Discussion:
jlink /Jigsaw for and with migrated legacy code
Alex Buckley
2018-11-26 19:45:27 UTC
Permalink
// Redirecting to jigsaw-dev

Hi Hannes,
I am new to this list and I apologize in advance if this is not the right
place to bring this in the discussion.
No problem -- jdk-dev is for discussion of how the JDK is developed,
though you wouldn't guess that from browsing
http://mail.openjdk.java.net/mailman/listinfo. For issues and queries
about how _your_ code may be developed in a modular fashion, jigsaw-dev
is the right place.
One of the reasons to migrate the code base was the idea to benefit from
project Jigsaw by being able to bundle a runtime with the application. I do
understand that a trimmed runtime will be only possible if the code base
and all external dependencies are as well properly modularized. This is not
the case, however, I still want to bundle a runtime with the distribution
of the application even if it is the whole JDK.
The last few days I read a lot about Jigsaw and jlink but the more I read
the more I got the impression that the only possible way would be to run
jdeps for each and every external dependency, create a module-info.java for
them and then put the module-info.java into the JAR.
(1) Is my assumption right that there is no other way to bundle legacy
(=not yet modularized) code with a runtime?
Yes. Note that we never recommend creating module-info.java files for
someone else's JAR -- neither you nor jdeps can be expected to fully
understand its dependencies.
(2) If (1) is true, why has this - very common - case not be targeted yet?
A goal of Jigsaw was "reliable dependencies". Things wouldn't be very
reliable if a runtime built with jlink had "dangling references" to code
that is not in the runtime and whose JARs you have to remember to put on
the classpath of the runtime.

That's also why you can't jlink automatic modules into a runtime -- they
might depend on the right JARs being put on the classpath.

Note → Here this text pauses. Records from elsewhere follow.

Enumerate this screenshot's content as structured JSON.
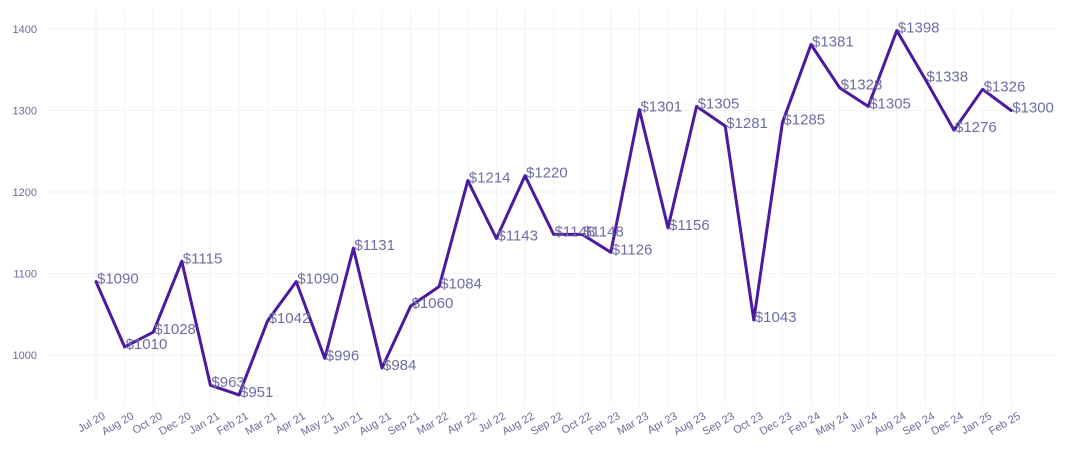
{
  "chart_data": {
    "type": "line",
    "title": "",
    "xlabel": "",
    "ylabel": "",
    "categories": [
      "Jul 20",
      "Aug 20",
      "Oct 20",
      "Dec 20",
      "Jan 21",
      "Feb 21",
      "Mar 21",
      "Apr 21",
      "May 21",
      "Jun 21",
      "Aug 21",
      "Sep 21",
      "Mar 22",
      "Apr 22",
      "Jul 22",
      "Aug 22",
      "Sep 22",
      "Oct 22",
      "Feb 23",
      "Mar 23",
      "Apr 23",
      "Aug 23",
      "Sep 23",
      "Oct 23",
      "Dec 23",
      "Feb 24",
      "May 24",
      "Jul 24",
      "Aug 24",
      "Sep 24",
      "Dec 24",
      "Jan 25",
      "Feb 25"
    ],
    "values": [
      1090,
      1010,
      1028,
      1115,
      963,
      951,
      1042,
      1090,
      996,
      1131,
      984,
      1060,
      1084,
      1214,
      1143,
      1220,
      1148,
      1148,
      1126,
      1301,
      1156,
      1305,
      1281,
      1043,
      1285,
      1381,
      1328,
      1305,
      1398,
      1338,
      1276,
      1326,
      1300
    ],
    "data_labels": [
      "$1090",
      "$1010",
      "$1028",
      "$1115",
      "$963",
      "$951",
      "$1042",
      "$1090",
      "$996",
      "$1131",
      "$984",
      "$1060",
      "$1084",
      "$1214",
      "$1143",
      "$1220",
      "$1148",
      "$1148",
      "$1126",
      "$1301",
      "$1156",
      "$1305",
      "$1281",
      "$1043",
      "$1285",
      "$1381",
      "$1328",
      "$1305",
      "$1398",
      "$1338",
      "$1276",
      "$1326",
      "$1300"
    ],
    "yticks": [
      1000,
      1100,
      1200,
      1300,
      1400
    ],
    "ylim": [
      930,
      1425
    ],
    "grid": true,
    "legend": "none",
    "line_color": "#4a1aa0"
  }
}
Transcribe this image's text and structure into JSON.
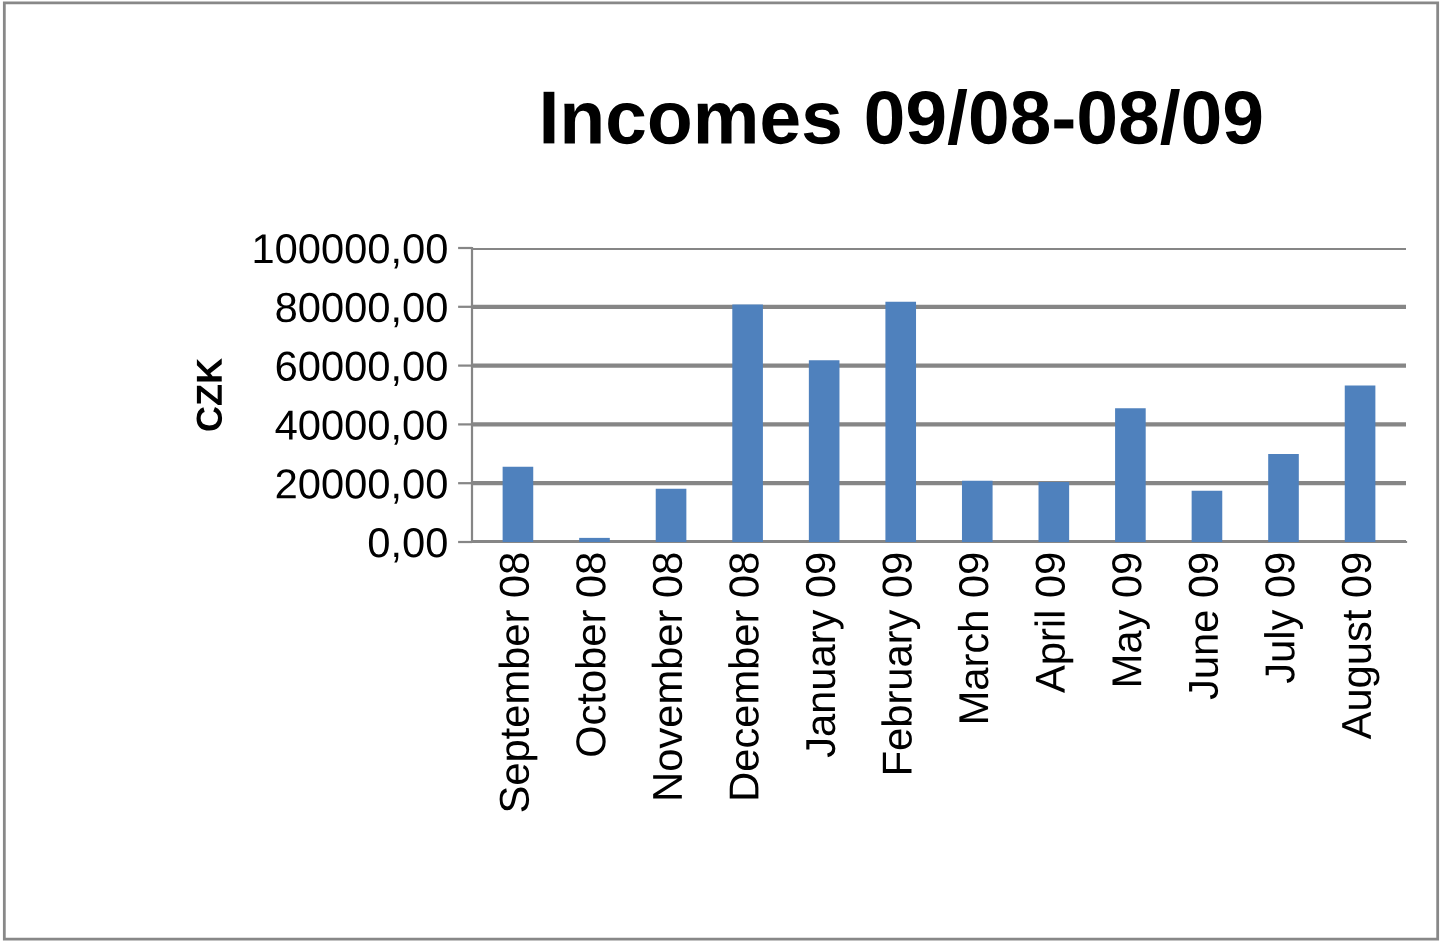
{
  "chart_data": {
    "type": "bar",
    "title": "Incomes 09/08-08/09",
    "ylabel": "CZK",
    "categories": [
      "September 08",
      "October 08",
      "November 08",
      "December 08",
      "January 09",
      "February 09",
      "March 09",
      "April 09",
      "May 09",
      "June 09",
      "July 09",
      "August 09"
    ],
    "values": [
      25600,
      1400,
      18100,
      80800,
      61800,
      81700,
      20800,
      20400,
      45500,
      17400,
      29900,
      53200
    ],
    "color": "#4f81bd",
    "ylim": [
      0,
      100000
    ],
    "yticks": [
      {
        "value": 0,
        "label": "0,00"
      },
      {
        "value": 20000,
        "label": "20000,00"
      },
      {
        "value": 40000,
        "label": "40000,00"
      },
      {
        "value": 60000,
        "label": "60000,00"
      },
      {
        "value": 80000,
        "label": "80000,00"
      },
      {
        "value": 100000,
        "label": "100000,00"
      }
    ],
    "grid": "y",
    "legend": false
  }
}
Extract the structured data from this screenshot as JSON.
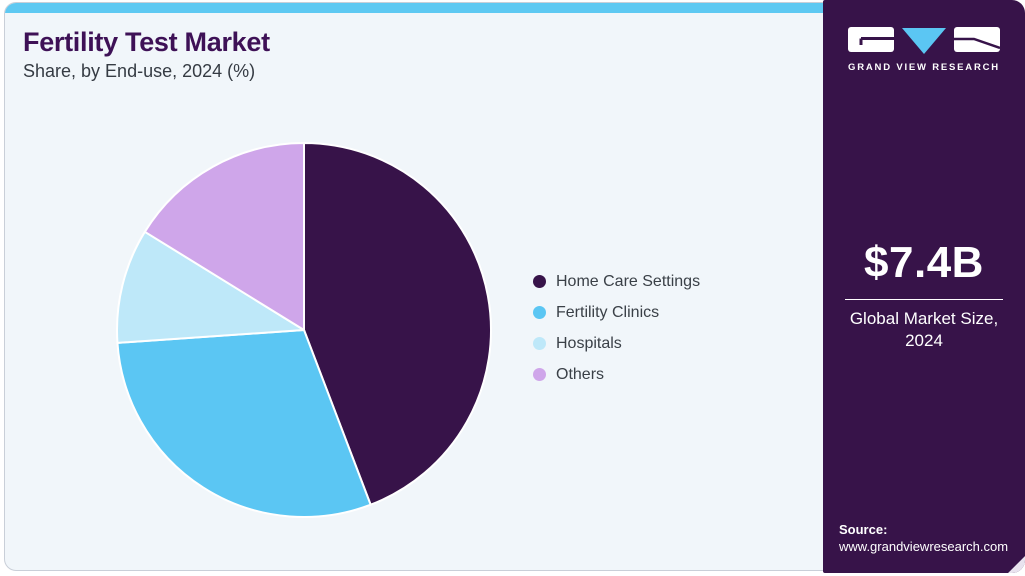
{
  "header": {
    "title": "Fertility Test Market",
    "subtitle": "Share, by End-use, 2024 (%)"
  },
  "chart_data": {
    "type": "pie",
    "title": "Fertility Test Market Share, by End-use, 2024 (%)",
    "categories": [
      "Home Care Settings",
      "Fertility Clinics",
      "Hospitals",
      "Others"
    ],
    "values": [
      44.2,
      29.7,
      9.9,
      16.2
    ],
    "colors": [
      "#371349",
      "#5bc6f3",
      "#bee8f9",
      "#cfa6ea"
    ],
    "start_angle_deg": 0,
    "direction": "clockwise",
    "legend_position": "right",
    "data_labels": false,
    "slice_gap_color": "#ffffff"
  },
  "sidebar": {
    "logo_wordmark": "GRAND VIEW RESEARCH",
    "market_size_value": "$7.4B",
    "market_size_caption": "Global Market Size, 2024",
    "source_label": "Source:",
    "source_url": "www.grandviewresearch.com"
  },
  "colors": {
    "accent_bar": "#5ec9f2",
    "sidebar_bg": "#371349",
    "card_bg": "#f1f6fa",
    "title_text": "#3e1156"
  }
}
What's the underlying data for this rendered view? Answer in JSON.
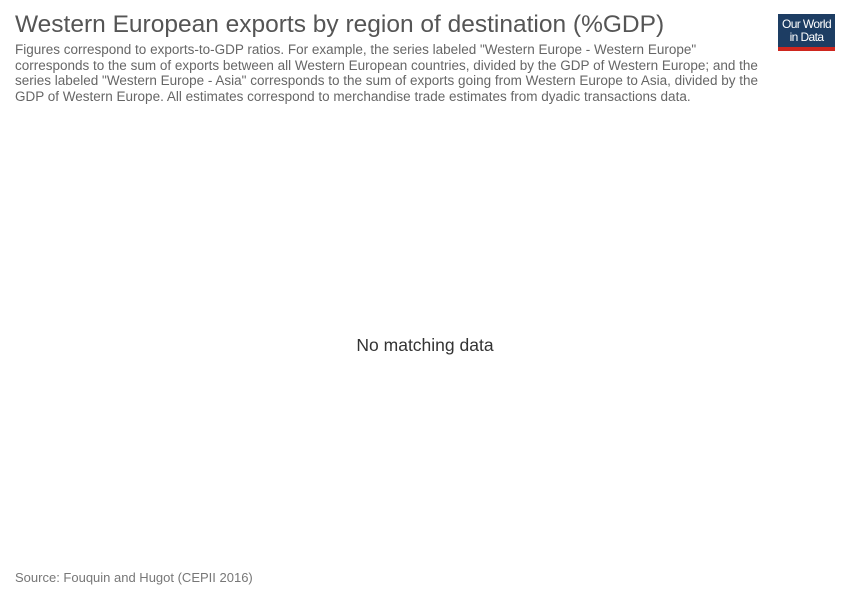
{
  "header": {
    "title": "Western European exports by region of destination (%GDP)",
    "subtitle": "Figures correspond to exports-to-GDP ratios. For example, the series labeled \"Western Europe - Western Europe\" corresponds to the sum of exports between all Western European countries, divided by the GDP of Western Europe; and the series labeled \"Western Europe - Asia\" corresponds to the sum of exports going from Western Europe to Asia, divided by the GDP of Western Europe. All estimates correspond to merchandise trade estimates from dyadic transactions data."
  },
  "logo": {
    "line1": "Our World",
    "line2": "in Data",
    "background_color": "#1d3d63",
    "accent_color": "#ce261e"
  },
  "chart_data": {
    "type": "line",
    "series": [],
    "message": "No matching data"
  },
  "footer": {
    "source": "Source: Fouquin and Hugot (CEPII 2016)"
  }
}
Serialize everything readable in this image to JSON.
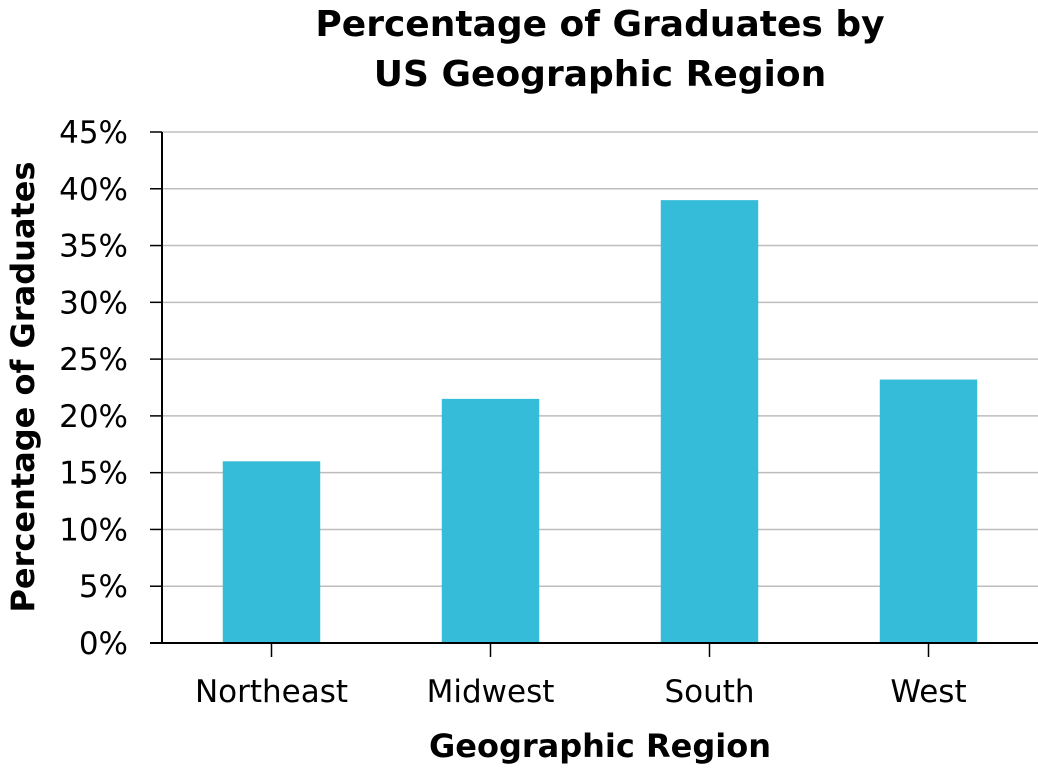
{
  "chart_data": {
    "type": "bar",
    "title_lines": [
      "Percentage of Graduates by",
      "US Geographic Region"
    ],
    "xlabel": "Geographic Region",
    "ylabel": "Percentage of Graduates",
    "categories": [
      "Northeast",
      "Midwest",
      "South",
      "West"
    ],
    "values": [
      16,
      21.5,
      39,
      23.2
    ],
    "ylim": [
      0,
      45
    ],
    "yticks": [
      0,
      5,
      10,
      15,
      20,
      25,
      30,
      35,
      40,
      45
    ],
    "ytick_labels": [
      "0%",
      "5%",
      "10%",
      "15%",
      "20%",
      "25%",
      "30%",
      "35%",
      "40%",
      "45%"
    ],
    "grid": true,
    "bar_color": "#35bcd8"
  }
}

You can jlink a runtime consisting of the JDK modules that are needed by
your application + its dependencies -- that's usually in the realm of
what jdeps can figure out -- and then run your application on the new
runtime exactly as if you were running on a newly-downloaded JDK. As
your dependencies release modular JARs (i.e., containing
module-info.class, not just Automatic-Module-Name in the manifest), you
can jlink them into the runtime too.